Consider Guardianship / Conservatorship
Guardianship and/or conservatorship should be considered for a child that has a disability that causes him/her to be unable to manage his/her own life. After the age of 18, without being the guardian, you cannot legally make decisions for your son or daughter. It may be necessary for a court to make a legal determination that the person is incapacitated and someone should serve as his guardian. While guardianship provides important protection, it is also very restrictive. Basically, it removes all of an individual’s legal rights to manage his/her own life. Under limited guardianship, a guardian is responsible only for specific matters such as money management or medical decisions. Special education service providers or agency personnel may be able to assist parents with this process.
Register for the Draft
Young men must register for the draft at the age of 18 regardless of their level of disability.
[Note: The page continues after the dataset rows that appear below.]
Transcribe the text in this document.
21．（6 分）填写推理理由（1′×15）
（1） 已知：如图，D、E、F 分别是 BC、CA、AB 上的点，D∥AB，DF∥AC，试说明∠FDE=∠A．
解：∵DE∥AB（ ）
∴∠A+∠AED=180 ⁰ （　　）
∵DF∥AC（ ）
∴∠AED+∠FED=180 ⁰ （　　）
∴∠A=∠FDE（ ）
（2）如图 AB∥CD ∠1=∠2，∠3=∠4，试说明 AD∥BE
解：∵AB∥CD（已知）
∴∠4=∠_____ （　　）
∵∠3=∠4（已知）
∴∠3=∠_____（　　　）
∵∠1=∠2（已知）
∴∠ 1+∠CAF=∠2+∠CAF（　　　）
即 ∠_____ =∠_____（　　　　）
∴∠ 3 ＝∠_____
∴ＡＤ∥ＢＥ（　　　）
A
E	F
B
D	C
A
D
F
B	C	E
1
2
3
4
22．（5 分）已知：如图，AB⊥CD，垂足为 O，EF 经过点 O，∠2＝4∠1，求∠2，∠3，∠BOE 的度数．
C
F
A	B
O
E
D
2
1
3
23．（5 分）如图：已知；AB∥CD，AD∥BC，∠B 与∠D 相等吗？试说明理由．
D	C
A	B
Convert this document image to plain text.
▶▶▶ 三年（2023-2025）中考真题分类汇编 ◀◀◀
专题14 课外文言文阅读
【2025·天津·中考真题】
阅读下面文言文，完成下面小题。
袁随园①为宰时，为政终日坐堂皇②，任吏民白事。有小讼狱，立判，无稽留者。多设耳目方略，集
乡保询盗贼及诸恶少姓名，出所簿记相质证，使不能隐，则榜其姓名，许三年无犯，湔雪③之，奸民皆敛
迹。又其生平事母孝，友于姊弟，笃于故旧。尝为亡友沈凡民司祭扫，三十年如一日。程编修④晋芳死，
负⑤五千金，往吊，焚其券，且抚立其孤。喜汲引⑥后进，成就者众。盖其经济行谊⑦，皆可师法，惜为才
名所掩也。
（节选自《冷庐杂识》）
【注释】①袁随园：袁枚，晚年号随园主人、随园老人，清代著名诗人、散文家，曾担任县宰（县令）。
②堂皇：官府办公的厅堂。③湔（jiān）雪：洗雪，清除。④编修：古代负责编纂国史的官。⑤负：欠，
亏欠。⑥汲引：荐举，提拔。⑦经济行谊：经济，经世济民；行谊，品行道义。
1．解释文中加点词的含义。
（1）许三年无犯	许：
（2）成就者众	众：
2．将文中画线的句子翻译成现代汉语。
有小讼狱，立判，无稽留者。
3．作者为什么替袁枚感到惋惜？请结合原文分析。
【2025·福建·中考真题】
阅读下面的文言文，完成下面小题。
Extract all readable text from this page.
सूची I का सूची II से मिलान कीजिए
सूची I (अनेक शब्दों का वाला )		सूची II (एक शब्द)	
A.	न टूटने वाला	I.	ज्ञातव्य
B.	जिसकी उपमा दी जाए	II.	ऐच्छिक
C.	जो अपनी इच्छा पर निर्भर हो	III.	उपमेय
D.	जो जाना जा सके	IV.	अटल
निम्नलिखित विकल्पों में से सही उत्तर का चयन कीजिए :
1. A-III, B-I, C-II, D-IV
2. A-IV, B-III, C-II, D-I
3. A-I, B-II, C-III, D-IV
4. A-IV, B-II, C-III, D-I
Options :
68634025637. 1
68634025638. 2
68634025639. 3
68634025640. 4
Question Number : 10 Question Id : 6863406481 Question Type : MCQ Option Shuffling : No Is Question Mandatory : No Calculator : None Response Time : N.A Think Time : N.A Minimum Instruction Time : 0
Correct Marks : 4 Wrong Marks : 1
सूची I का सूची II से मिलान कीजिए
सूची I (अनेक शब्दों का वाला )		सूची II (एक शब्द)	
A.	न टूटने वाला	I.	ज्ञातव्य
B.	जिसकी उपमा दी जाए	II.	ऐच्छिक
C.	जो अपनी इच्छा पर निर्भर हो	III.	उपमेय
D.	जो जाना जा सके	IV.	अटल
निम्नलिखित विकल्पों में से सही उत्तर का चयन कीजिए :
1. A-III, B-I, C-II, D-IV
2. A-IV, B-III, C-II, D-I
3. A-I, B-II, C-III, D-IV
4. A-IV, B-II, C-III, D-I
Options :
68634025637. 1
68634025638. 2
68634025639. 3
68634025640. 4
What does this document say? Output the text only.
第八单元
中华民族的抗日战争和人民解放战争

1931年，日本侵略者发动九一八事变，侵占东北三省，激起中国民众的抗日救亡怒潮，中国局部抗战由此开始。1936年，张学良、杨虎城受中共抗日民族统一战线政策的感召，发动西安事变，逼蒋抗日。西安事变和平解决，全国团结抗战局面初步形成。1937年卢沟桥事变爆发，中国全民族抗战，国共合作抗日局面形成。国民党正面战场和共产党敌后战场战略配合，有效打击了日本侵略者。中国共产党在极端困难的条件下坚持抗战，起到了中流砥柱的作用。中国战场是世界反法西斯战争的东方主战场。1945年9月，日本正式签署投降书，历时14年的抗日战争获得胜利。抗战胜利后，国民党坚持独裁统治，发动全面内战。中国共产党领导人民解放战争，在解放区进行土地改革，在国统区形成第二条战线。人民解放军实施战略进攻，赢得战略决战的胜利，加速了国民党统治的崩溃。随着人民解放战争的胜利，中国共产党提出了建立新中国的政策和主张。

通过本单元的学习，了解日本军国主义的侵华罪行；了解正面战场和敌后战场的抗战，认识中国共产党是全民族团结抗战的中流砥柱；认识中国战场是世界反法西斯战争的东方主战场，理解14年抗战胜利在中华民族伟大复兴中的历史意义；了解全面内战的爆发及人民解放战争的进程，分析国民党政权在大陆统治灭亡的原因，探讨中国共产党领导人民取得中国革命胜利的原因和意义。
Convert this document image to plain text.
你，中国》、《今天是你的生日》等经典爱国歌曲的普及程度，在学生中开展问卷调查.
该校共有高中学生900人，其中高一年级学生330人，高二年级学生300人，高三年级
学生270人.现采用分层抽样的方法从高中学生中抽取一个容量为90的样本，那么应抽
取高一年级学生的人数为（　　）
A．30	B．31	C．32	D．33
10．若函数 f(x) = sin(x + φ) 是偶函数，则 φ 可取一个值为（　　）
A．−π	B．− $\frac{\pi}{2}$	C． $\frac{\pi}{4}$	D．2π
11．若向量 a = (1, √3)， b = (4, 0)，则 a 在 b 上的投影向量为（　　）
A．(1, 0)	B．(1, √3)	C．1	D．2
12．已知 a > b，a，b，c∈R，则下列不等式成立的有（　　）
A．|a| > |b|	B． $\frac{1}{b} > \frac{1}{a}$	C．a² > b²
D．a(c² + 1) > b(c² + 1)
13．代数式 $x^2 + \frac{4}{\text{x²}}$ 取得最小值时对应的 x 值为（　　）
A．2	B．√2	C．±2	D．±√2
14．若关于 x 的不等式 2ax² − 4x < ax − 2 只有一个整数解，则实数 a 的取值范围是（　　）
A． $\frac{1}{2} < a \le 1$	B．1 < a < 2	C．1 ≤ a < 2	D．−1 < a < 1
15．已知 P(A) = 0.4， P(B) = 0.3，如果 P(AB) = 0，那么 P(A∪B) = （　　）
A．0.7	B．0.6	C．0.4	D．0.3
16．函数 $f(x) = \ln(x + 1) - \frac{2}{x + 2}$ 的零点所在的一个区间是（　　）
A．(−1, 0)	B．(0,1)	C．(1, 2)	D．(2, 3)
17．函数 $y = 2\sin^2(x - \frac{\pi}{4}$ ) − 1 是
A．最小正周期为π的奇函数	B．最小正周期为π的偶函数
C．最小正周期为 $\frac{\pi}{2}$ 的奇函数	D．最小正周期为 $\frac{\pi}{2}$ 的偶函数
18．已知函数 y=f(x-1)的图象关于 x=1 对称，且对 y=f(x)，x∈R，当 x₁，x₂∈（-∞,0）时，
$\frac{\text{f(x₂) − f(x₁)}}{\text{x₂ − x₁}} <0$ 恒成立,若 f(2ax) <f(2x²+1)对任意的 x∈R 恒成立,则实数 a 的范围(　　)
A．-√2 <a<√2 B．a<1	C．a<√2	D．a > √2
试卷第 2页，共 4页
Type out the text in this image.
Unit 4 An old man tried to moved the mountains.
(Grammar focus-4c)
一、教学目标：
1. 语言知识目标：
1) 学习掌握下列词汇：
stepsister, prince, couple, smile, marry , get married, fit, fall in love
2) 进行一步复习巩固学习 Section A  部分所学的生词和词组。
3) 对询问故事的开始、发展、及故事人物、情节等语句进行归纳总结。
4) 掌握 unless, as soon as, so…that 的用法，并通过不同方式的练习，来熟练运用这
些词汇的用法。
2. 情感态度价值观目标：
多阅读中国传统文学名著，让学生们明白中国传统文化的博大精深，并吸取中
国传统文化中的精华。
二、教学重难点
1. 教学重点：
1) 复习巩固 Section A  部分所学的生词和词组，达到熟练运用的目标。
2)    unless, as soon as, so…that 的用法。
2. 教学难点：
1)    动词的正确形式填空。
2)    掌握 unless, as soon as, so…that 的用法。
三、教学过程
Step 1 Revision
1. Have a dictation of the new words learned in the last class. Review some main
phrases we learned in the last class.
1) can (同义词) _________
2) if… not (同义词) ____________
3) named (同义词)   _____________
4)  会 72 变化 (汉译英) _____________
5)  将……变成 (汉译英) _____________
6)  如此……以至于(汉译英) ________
Registration cards may be mailed directly to the student from the Selective Service Board or may be obtained from the post office.
Eligibility for Supplemental Security Income
Eligibility for Supplemental Security Income, SSI/SSDI, benefits for a child under 18 is based on the income and assets of the parents. Beginning at the age of 18, eligibility for benefits is based on the assets and earnings of the individual student. Students may apply three months before turning 18. Many clients are denied benefits the first time they apply, so parents may need to supply additional documentation and apply a second time. Because eligibility for SSI benefits is based on the assets of the child, it is important that parents plan carefully for the financial security of their son or daughter. Trusts and wills need to be set up by professionals who understand disability law. Your family attorney may not be well versed in this area of the law.
The parent’s rights defined in IDEA transfer to the student who is still in public education at the age of 21. Even though many other rights are transfer to the student at 18, special education rights remain with the parent until the student reaches 21 as long as the student is in public education. These include permission for assessment and placement. All rights transfer to the student at 21 unless guardianship has been awarded. IDEA requires that school personnel inform the parent and the student of the transfer one year before it will occur.